“Tremila file, tra video e foto, a contenuto pedopornografico, nel computer di un uomo, fanno di esso un complice del mercato più turpe e criminale della storia contemporanea, il cui indotto a livello mondiale potrebbe far impallidire il bilancio di una multinazionale, tanto incalcolabile é. Un mercato che vede coinvolti anche bambini in tenera età e che non può passare inosservato all’opinione pubblica, anzi deve accompagnare e fortificare l’azione investigativa e giudiziaria con i sentimenti di uno stigma sociale fortemente sentito dalla comunità”: è quanto dichiara il sociologo Antonio Marziale, Garante per l’Infanzia e l’Adolescenza della Regione Calabria, in merito all’arresto di un commerciante di Reggio Calabria per detenzione di materiale pedopornografico.
“Il tizio – continua il Garante – stando alle informazioni dateci dagli investigatori, deteneva un vero e proprio archivio pedopornografico, indice di un’attrazione morbosa, certamente malata, ma non per questo giustificabile ai fini processuali, laddove certamente si farà di tutto per dimostrare che il soggetto è parafilico, ossia affetto da disturbi della sfera psico-sessuale.
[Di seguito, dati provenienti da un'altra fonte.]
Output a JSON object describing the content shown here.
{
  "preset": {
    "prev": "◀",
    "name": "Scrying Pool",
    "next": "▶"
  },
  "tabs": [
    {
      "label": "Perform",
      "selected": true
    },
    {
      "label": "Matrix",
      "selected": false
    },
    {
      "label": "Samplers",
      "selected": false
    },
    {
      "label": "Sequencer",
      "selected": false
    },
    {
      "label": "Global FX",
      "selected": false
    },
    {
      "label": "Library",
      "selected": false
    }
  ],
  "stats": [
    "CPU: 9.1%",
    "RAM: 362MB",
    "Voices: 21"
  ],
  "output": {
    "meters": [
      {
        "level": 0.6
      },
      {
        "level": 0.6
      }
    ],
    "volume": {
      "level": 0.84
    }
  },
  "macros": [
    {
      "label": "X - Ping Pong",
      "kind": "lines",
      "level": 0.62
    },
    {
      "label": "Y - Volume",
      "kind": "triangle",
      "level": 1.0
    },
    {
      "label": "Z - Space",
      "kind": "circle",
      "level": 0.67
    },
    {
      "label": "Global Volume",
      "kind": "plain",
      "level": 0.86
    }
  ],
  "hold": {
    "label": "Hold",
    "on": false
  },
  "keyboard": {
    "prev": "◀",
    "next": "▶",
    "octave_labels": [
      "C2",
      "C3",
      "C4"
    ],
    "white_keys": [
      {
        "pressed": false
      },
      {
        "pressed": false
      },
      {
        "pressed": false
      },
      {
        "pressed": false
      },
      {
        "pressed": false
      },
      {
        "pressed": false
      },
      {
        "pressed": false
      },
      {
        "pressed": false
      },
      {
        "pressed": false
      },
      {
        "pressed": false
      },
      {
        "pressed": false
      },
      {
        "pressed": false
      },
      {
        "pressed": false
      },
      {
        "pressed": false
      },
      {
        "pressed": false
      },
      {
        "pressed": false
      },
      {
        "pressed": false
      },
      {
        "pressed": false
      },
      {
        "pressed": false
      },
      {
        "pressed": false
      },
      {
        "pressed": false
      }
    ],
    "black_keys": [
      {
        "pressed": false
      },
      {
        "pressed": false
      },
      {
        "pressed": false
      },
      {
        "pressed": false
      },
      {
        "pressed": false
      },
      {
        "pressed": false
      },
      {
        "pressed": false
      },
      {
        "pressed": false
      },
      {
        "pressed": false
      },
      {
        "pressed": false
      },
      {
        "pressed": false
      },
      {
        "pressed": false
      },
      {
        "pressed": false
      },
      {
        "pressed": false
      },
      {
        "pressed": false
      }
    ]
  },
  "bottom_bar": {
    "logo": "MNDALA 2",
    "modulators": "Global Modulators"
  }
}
Se questo è vero, allora si commini il massimo della pena con l’ingiunzione di curarsi, ma dentro il carcere. Al cospetto di un crimine contro l’umanità debole e indifesa è tempo che comincino a crollare tutti questi espedienti, che finiscono per garantire impunità ai delinquenti e ingiustizia alle vittime”.
“Basta davvero con la tolleranza – afferma Marziale – e basta con il considerare bambini e adolescenti come “più grandi”, distorsione che avviluppa finanche i genitori talvolta, i quali non si rendono conto che con il tentativo di adultizzare precocemente l’infanzia si finisce inconsciamente per incoraggiare e agevolare l’azione quotidiana di criminali che guardano ai nostri figli minorenni come volano per la soddisfazione di pulsioni sessuali criminali”.
“Il mio ringraziamento più sincero – conclude Il Garante – alla Procura della Repubblica di Reggio Calabria, al procuratore Giovanni Bombardieri ed ai suoi magistrati inquirenti, ed alla Polizia delle Comunicazioni reggina, guidata dal dirigente Vincenzo Cimino, ed ai suoi operatori di qualsiasi ordine e grado, impegnati quotidianamente nel contrasto di quanti, sul web, sono dediti alla condivisione e dunque divulgazione di un reato che grida vendetta al cospetto finanche di Dio, spesso perpetrato da persone insospettabili e magari rispettatissime nelle nostre città, alle quali è bene togliere la maschera e gettarli nell’arena della disistima e della vergogna senza confini”.